|Photo by Ilene Cutler.
The Signs of Sustainability Project is a citizen-lead initiative created to show gratitude to our friends and neighbors in the Rondout Valley who demonstrate sustainable practices. Sustainability is defined by this project as stewardship and care of the present and future vitality of our wild, agricultural, and human resources. Since it began in October 2012, the Signs of Sustainability Project has recognized 24 local individuals and organizations by documenting what they have done. Each year the past recipients of the award are invited to join in the selection process.
Bill Brooks – Rosendale
Bill Brooks owns the barbershop in Rosendale where he has cut hair for 45 years. For many people Bill and Rosendale are synonymous. He started at the age of 19 as a volunteer fireman and he hasn’t stopped working for his community since. Bill’s community projects range from town governance to the Rosendale Energy Group, to serving as Rosendale town historian. Bill attends hours of meetings; he creates committees; he joins committees. Oh, and he also serves as the unofficial town concierge. Let’s just say that if Bill were paid for his hours of community work he could retire to his own island in a sunny climate!
What does it mean to be the town concierge? People call him for direction and advice: can he recommend a serviceman for a repair project? Can he explain to the servicemen what they need? Is it time to take the potted plants in for the season? Is there a storm coming? Bill is always on the phone helping his neighbors figure things out. Amidst his collection of license plates in his quirky, retro-style barbershop is a poster that reads: “How to build community”. That is exactly what Bill does.

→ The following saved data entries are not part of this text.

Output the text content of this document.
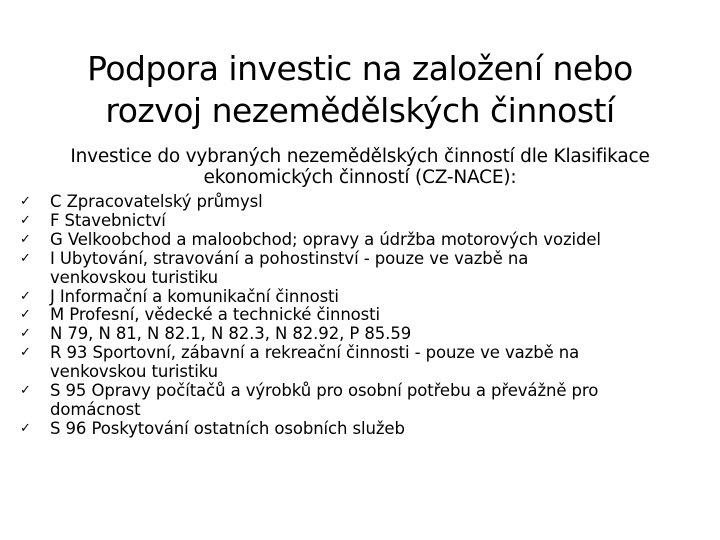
Podpora investic na založení nebo
rozvoj nezemědělských činností
Investice do vybraných nezemědělských činností dle Klasifikace
ekonomických činností (CZ-NACE):
✓	C Zpracovatelský průmysl
✓	F Stavebnictví
✓	G Velkoobchod a maloobchod; opravy a údržba motorových vozidel
✓	I Ubytování, stravování a pohostinství - pouze ve vazbě na
venkovskou turistiku
✓	J Informační a komunikační činnosti
✓	M Profesní, vědecké a technické činnosti
✓	N 79, N 81, N 82.1, N 82.3, N 82.92, P 85.59
✓	R 93 Sportovní, zábavní a rekreační činnosti - pouze ve vazbě na
venkovskou turistiku
✓	S 95 Opravy počítačů a výrobků pro osobní potřebu a převážně pro
domácnost
✓	S 96 Poskytování ostatních osobních služeb
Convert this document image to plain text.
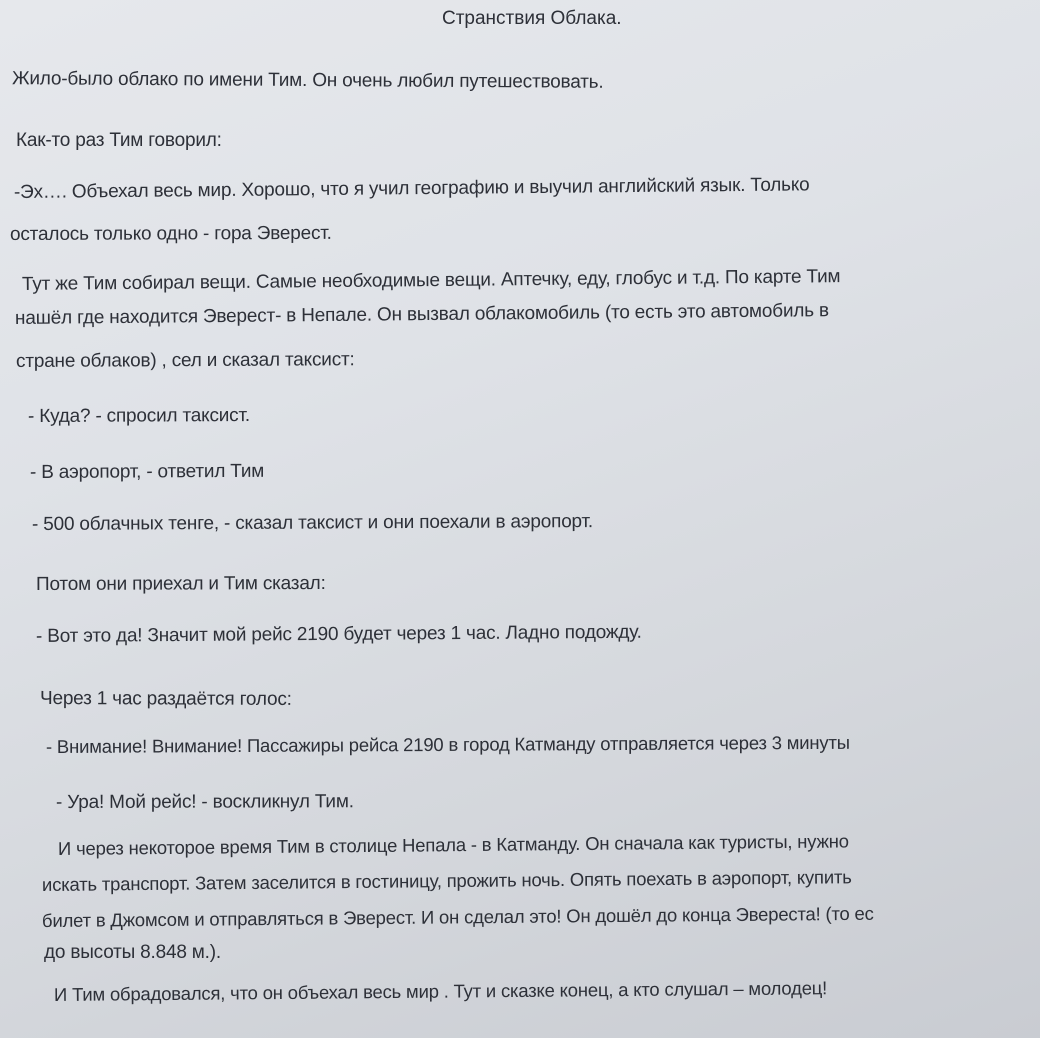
Странствия Облака.
Жило-было облако по имени Тим. Он очень любил путешествовать.
Как-то раз Тим говорил:
-Эх…. Объехал весь мир. Хорошо, что я учил географию и выучил английский язык. Только
осталось только одно - гора Эверест.
Тут же Тим собирал вещи. Самые необходимые вещи. Аптечку, еду, глобус и т.д. По карте Тим
нашёл где находится Эверест- в Непале. Он вызвал облакомобиль (то есть это автомобиль в
стране облаков) , сел и сказал таксист:
- Куда? - спросил таксист.
- В аэропорт, - ответил Тим
- 500 облачных тенге, - сказал таксист и они поехали в аэропорт.
Потом они приехал и Тим сказал:
- Вот это да! Значит мой рейс 2190 будет через 1 час. Ладно подожду.
Через 1 час раздаётся голос:
- Внимание! Внимание! Пассажиры рейса 2190 в город Катманду отправляется через 3 минуты
- Ура! Мой рейс! - воскликнул Тим.
И через некоторое время Тим в столице Непала - в Катманду. Он сначала как туристы, нужно
искать транспорт. Затем заселится в гостиницу, прожить ночь. Опять поехать в аэропорт, купить
билет в Джомсом и отправляться в Эверест. И он сделал это! Он дошёл до конца Эвереста! (то ес
до высоты 8.848 м.).
И Тим обрадовался, что он объехал весь мир . Тут и сказке конец, а кто слушал – молодец!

His long-standing project The Rosendale Pickle Fest is in its 17th year and attracts over 7000 visitors annually! The proceeds are donated to many community services; including rebuilding the Little League Baseball fields which are repeatedly devastated by flooding.
In the study of ecology we learn that the relationships between things are as important as the things themselves. A healthy ecosystem is a web of connections. Bill has been building those community connections for decades. He’s a true steward of our human resources!